Le système sympathique est susceptible, par divers mécanismes, de modifier la fonction rénale excrétrice (Zanchetti, 1979) : 1) l’action bien connue de constriction de l’artère afférente du glomérule ; 2) l’important effet sur la sécrétion de rénine, que mon équipe a étudiée pendant ces dernières années ; 3) l’effet d’augmentation de la réabsorption du sodium dans le tube proximal, qui a été récemment décrite. Lorsque l’augmentation initiale de la pression artérielle est due à une augmentation d’activité du sympathique, cette activation sympathique pourra non seulement produire toutes les modifications hémodynamiques décrites dans l’hypertension marginale ou stable (augmentation des résistances périphériques, éventuelle augmentation du débit cardiaque et réduction du volume des vaisseaux de capacitance), mais elle entraînera aussi par ses effets rénaux une réduction de l’excrétion sodée et s’opposera ainsi à la correction de la hausse de pression.  Ainsi le « resetting » secondaire des réflexes barocepteurs, tout comme le développement de l’hypertrophie artériolaire, constitue une étape obligatoire dans les processus successifs que comporte l’histoire naturelle de l’hypertension artérielle.

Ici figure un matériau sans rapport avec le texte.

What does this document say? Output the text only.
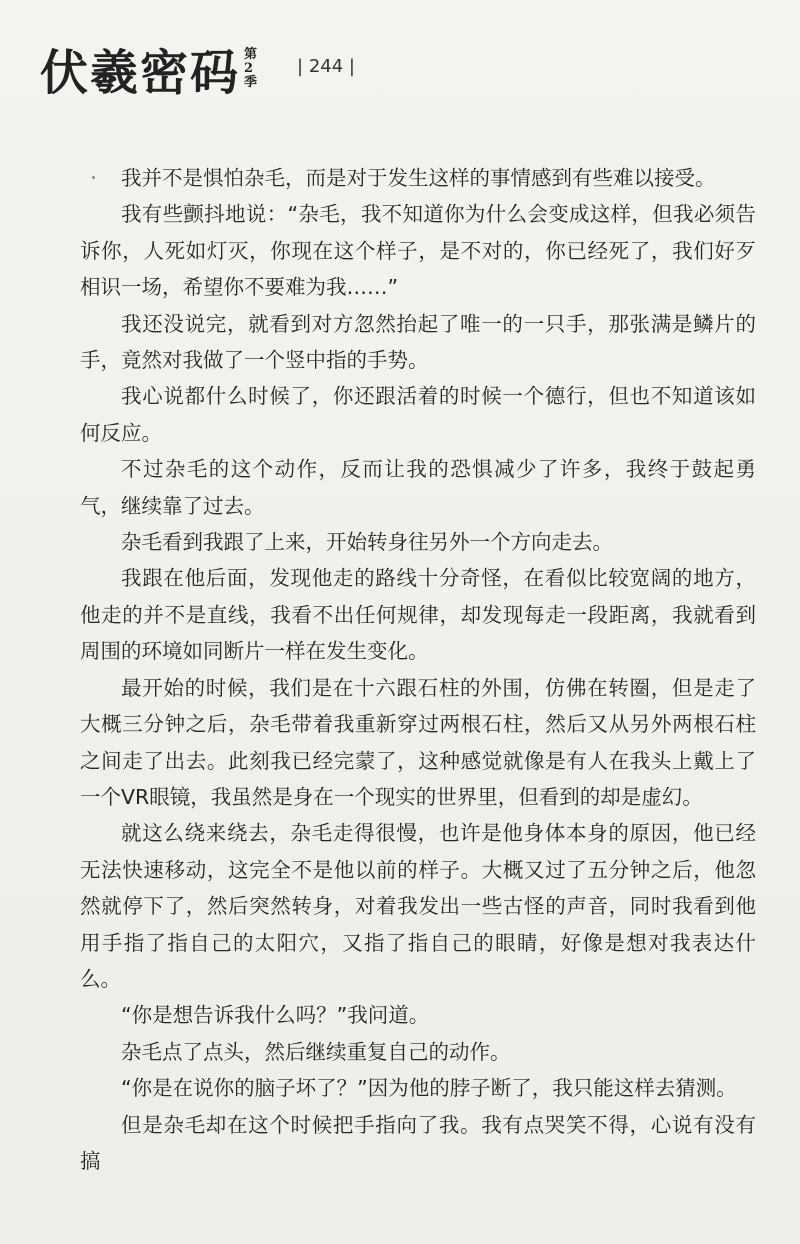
伏羲密码 第
2
季
| 244 |

我并不是惧怕杂毛，而是对于发生这样的事情感到有些难以接受。

我有些颤抖地说：“杂毛，我不知道你为什么会变成这样，但我必须告诉你，人死如灯灭，你现在这个样子，是不对的，你已经死了，我们好歹相识一场，希望你不要难为我……”

我还没说完，就看到对方忽然抬起了唯一的一只手，那张满是鳞片的手，竟然对我做了一个竖中指的手势。

我心说都什么时候了，你还跟活着的时候一个德行，但也不知道该如何反应。

不过杂毛的这个动作，反而让我的恐惧减少了许多，我终于鼓起勇气，继续靠了过去。

杂毛看到我跟了上来，开始转身往另外一个方向走去。

我跟在他后面，发现他走的路线十分奇怪，在看似比较宽阔的地方，他走的并不是直线，我看不出任何规律，却发现每走一段距离，我就看到周围的环境如同断片一样在发生变化。

最开始的时候，我们是在十六跟石柱的外围，仿佛在转圈，但是走了大概三分钟之后，杂毛带着我重新穿过两根石柱，然后又从另外两根石柱之间走了出去。此刻我已经完蒙了，这种感觉就像是有人在我头上戴上了一个VR眼镜，我虽然是身在一个现实的世界里，但看到的却是虚幻。

就这么绕来绕去，杂毛走得很慢，也许是他身体本身的原因，他已经无法快速移动，这完全不是他以前的样子。大概又过了五分钟之后，他忽然就停下了，然后突然转身，对着我发出一些古怪的声音，同时我看到他用手指了指自己的太阳穴，又指了指自己的眼睛，好像是想对我表达什么。

“你是想告诉我什么吗？”我问道。

杂毛点了点头，然后继续重复自己的动作。

“你是在说你的脑子坏了？”因为他的脖子断了，我只能这样去猜测。

但是杂毛却在这个时候把手指向了我。我有点哭笑不得，心说有没有搞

Bien entendu, cet enchaînement n’est qu’une des séquences possibles d’événements qui peuvent conduire à une hypertension artérielle, en impliquant, selon un mode variable, le système sympathique, les reins, le cœur et les vaisseaux périphériques.  Si l’élément déterminant principal de l’hypertension essentielle est le facteur génétique, il convient de recherche à quel niveau et sur quelles fonctions ce facteur peut agir.  Si, comme on le pense, l’hérédité de la pression artérielle est polygénique, il n’est pas exclu que d’un sujet à l’autre puisse exister une certaine diversité des fonctions génétiquement altérées. Il reste cependant encore à démontrer de façon définitive que les facteurs héréditaires sont susceptibles d’influencer le niveau de l’activité sympathique et son contrôle réflexe (Zanchetti, 1979).